Renal Recovery Patterns After AKI Influence Mortality

Session Information

Category: Acute Kidney Injury

  • 101 AKI: Epidemiology, Risk Factors, and Prevention

Authors

  • Zarbock, Alexander, University Hospital Münster, Münster, Germany
  • Macedo, Etienne, University of California San Diego, San Diego, California, United States
  • Tolwani, Ashita J., University of Alabama at Birmingham, Birmingham, Alabama, United States
  • Ostermann, Marlies, Guy's & St Thomas' Hospital, London, United Kingdom
  • Bouchard, Josee, Hopital du Sacre-Coeur de Montreal, Montreal, Quebec, Canada
  • Mehta, Ravindra L., University of California San Diego Medical Center, La Jolla, California, United States

Group or Team Name

  • STIRS group
Background

Renal recovery from acute kidney injury (AKI) in hospitalized patients is variable and non-recovery has been associated with an increased mortality and resource utilization.
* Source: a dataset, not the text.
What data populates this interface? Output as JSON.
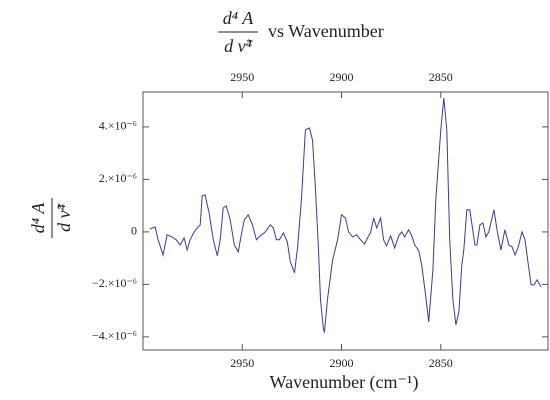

There is limited information on different patterns of renal recovery following AKI in the ICU setting. We hypothesized that the AKI course and duration in the ICU influences the length of stay and mortality.

Methods

A retrospective multinational cohort study of critically ill adult patients admitted to 4 centers in Germany, UK, and USA was conducted between Jan2014 and Dec2017. We excluded patients who stayed <72hrs in the ICU, patients with ESRD and kidney transplant. AKI was defined by sCr KDIGO criteria and the course characterized as a single episode (SE) or stuttering course (SC) if the patient had multiple AKI during the ICU stay. Recovery of AKI was defined as no longer meeting criteria for even stage 1 AKI. No recovery was defined as an episode of AKI during ICU stay and the last recorded sCr higher than the patient’s reference sCr. The primary outcome was ICU and hospital mortality.

Results

Of 20,560 eligible patients, 9,712 (47.2%) developed AKI, 5,303 (25.8%) at Stage 1, 3,358 (16.3%) Stage 2, 2,290 (11.1%) Stage 3 and 9,613 (46.7 %) no AKI. 2,156 patients (10.5%) received dialysis. 7,086 (74 %) patients had a SE while 2,494 (26 %) patients had a SC. Overall, more than half of the patients recovered from AKI (6,128; 65.9%); 65% in SE versus 58.5% in the SC. Amongst dialyzed patients, 51.8% recovered from AKI; 61.7% of the patients with a SE, 42.1% in the SC. The development of AKI significantly increased length of hospital stay (no AKI: 14.2 (±17.4), SE: 20.3 (±21.1); SC: 40.1 (±38.8) days; p<0.001). Patients with AKI had significantly higher mortality which was influenced by the course (no AKI: 8.2%, SE 14.5%, SC: 19.9%; p<0.001). Patients who recovered from AKI had significantly lower hospital mortality (10.9% versus 25.6%; p<0.05). However, mortality in patients with non-recovery was similar in SC 27.9% and SE (24.6%). Overall, we observed four recover patterns.

Conclusion

We have identified four distinct recovery patterns on the basis of the clinical course. These phenotypes may identify patients amenable to therapeutic intervention. The pattern of renal recovery from AKI in the ICU influences resource utilization and mortality.